Write the kill criteria before you launch
Most seed-stage experiments have no exit conditions. Every one becomes a referendum on the company because there was no pre-agreed threshold that would have made it a normal closure. Fix that in advance.

The reason most pivots feel like failures is that nobody wrote down what success looked like before they started. The experiment ran for four months, the numbers were ambiguous, the team got emotionally attached to the idea, and the decision to kill it became a referendum on the whole company rather than a normal closure of a specific bet.
Annie Duke's operator principle, which she applies mostly to poker but translates cleanly: establish kill criteria before you place the bet. Specific benchmarks, specific dates, and a specific action if the benchmarks aren't met.
The pre-mortem template
Before a seed-stage team starts an experiment — a new go-to-market channel, a feature, an ICP expansion — write four lines:
- Thesis: we believe X will produce Y because Z.
- Leading indicator: Y will be visible in [specific metric] by [specific date].
- Kill threshold: if [metric] is below [number] by [date], we stop.
- Action if we kill: who does what in the following seven days to wind this down cleanly.

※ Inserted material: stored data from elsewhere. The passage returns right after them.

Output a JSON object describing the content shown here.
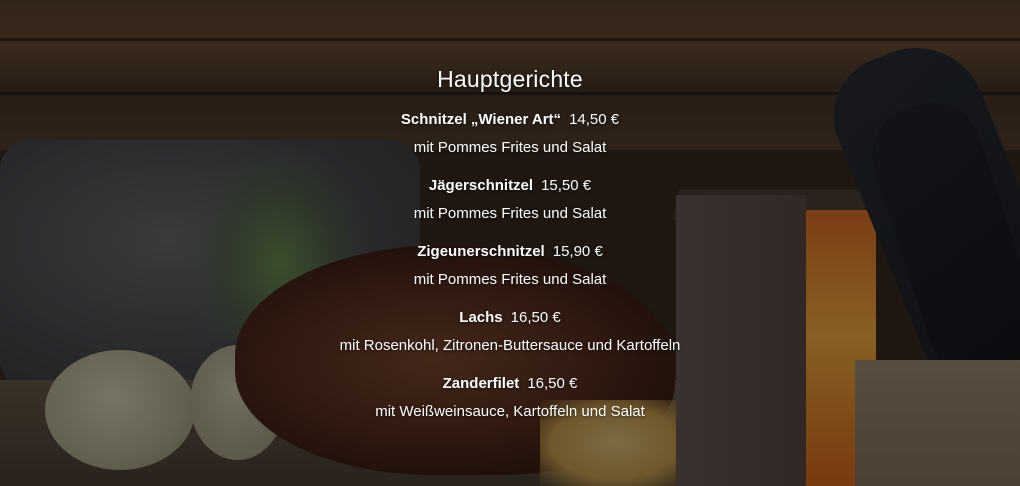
{
  "section": {
    "title": "Hauptgerichte"
  },
  "items": [
    {
      "name": "Schnitzel „Wiener Art“",
      "price": "14,50 €",
      "description": "mit Pommes Frites und Salat"
    },
    {
      "name": "Jägerschnitzel",
      "price": "15,50 €",
      "description": "mit Pommes Frites und Salat"
    },
    {
      "name": "Zigeunerschnitzel",
      "price": "15,90 €",
      "description": "mit Pommes Frites und Salat"
    },
    {
      "name": "Lachs",
      "price": "16,50 €",
      "description": "mit Rosenkohl, Zitronen-Buttersauce und Kartoffeln"
    },
    {
      "name": "Zanderfilet",
      "price": "16,50 €",
      "description": "mit Weißweinsauce, Kartoffeln und Salat"
    }
  ]
}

That's forty minutes of work. The value comes not from what you write but from having to be specific. Most teams, when asked to name the leading indicator, realise they were going to run the experiment on vibes.
Why this works
When the metric misses by the date, the conversation becomes 'the experiment hit its kill threshold, we're winding it down' — which is operationally identical to 'the experiment succeeded, we're scaling it'. No emotion, no referendum, no identity spiral. Just the next thing.

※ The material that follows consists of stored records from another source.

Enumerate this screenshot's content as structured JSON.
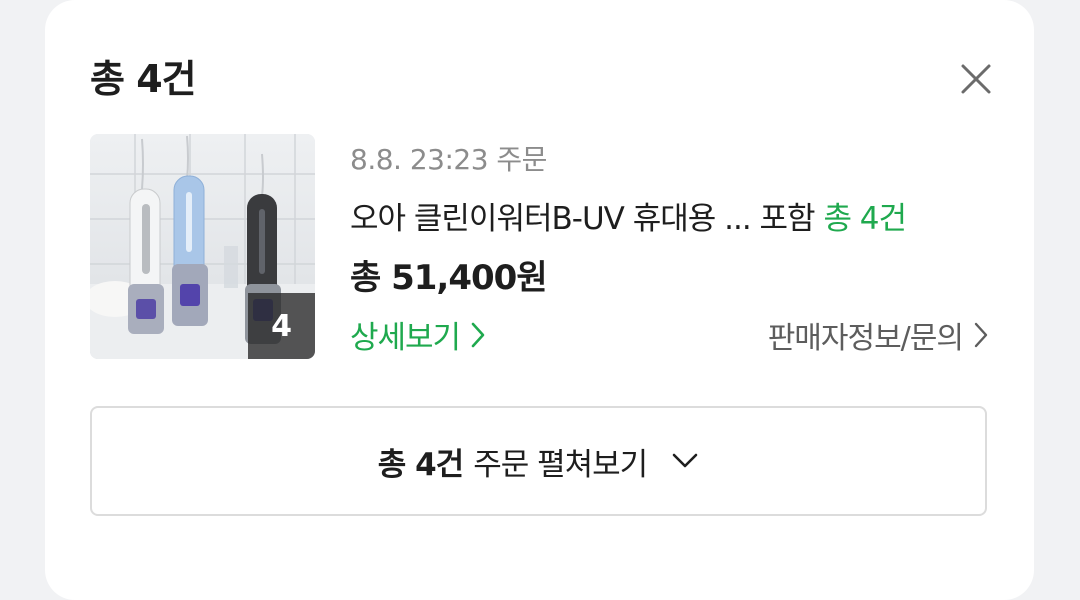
{
  "header": {
    "title": "총 4건"
  },
  "order": {
    "date_label": "8.8. 23:23 주문",
    "product_name": "오아 클린이워터B-UV 휴대용 ... 포함",
    "product_count_label": "총 4건",
    "total_price": "총 51,400원",
    "thumbnail_count": "4",
    "detail_link": "상세보기",
    "seller_link": "판매자정보/문의"
  },
  "expand": {
    "count_label": "총 4건",
    "action_label": "주문 펼쳐보기"
  },
  "colors": {
    "accent_green": "#1fa94e",
    "text_primary": "#1e1e1e",
    "text_secondary": "#8c8c8c",
    "background": "#f1f2f4"
  },
  "icons": {
    "close": "close-icon",
    "detail_chevron": "chevron-right-icon",
    "seller_chevron": "chevron-right-icon",
    "expand_chevron": "chevron-down-icon"
  }
}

Founders who run this process consistently produce twice the learning per quarter. Not because they're smarter, but because they've removed the sunk-cost tax that every un-killed experiment charges on the next decision.
The meta-rule
If you find yourself unable to write the kill criteria — if every threshold feels arbitrary and every date feels wrong — that's the signal you're not ready to run the experiment. Spend another week on the thesis. Or admit the experiment is actually a hope, and run a different one.
The hardest part of the pre-mortem isn't writing it. It's agreeing to honour it. If you can't agree to the kill in advance, don't agree to the launch.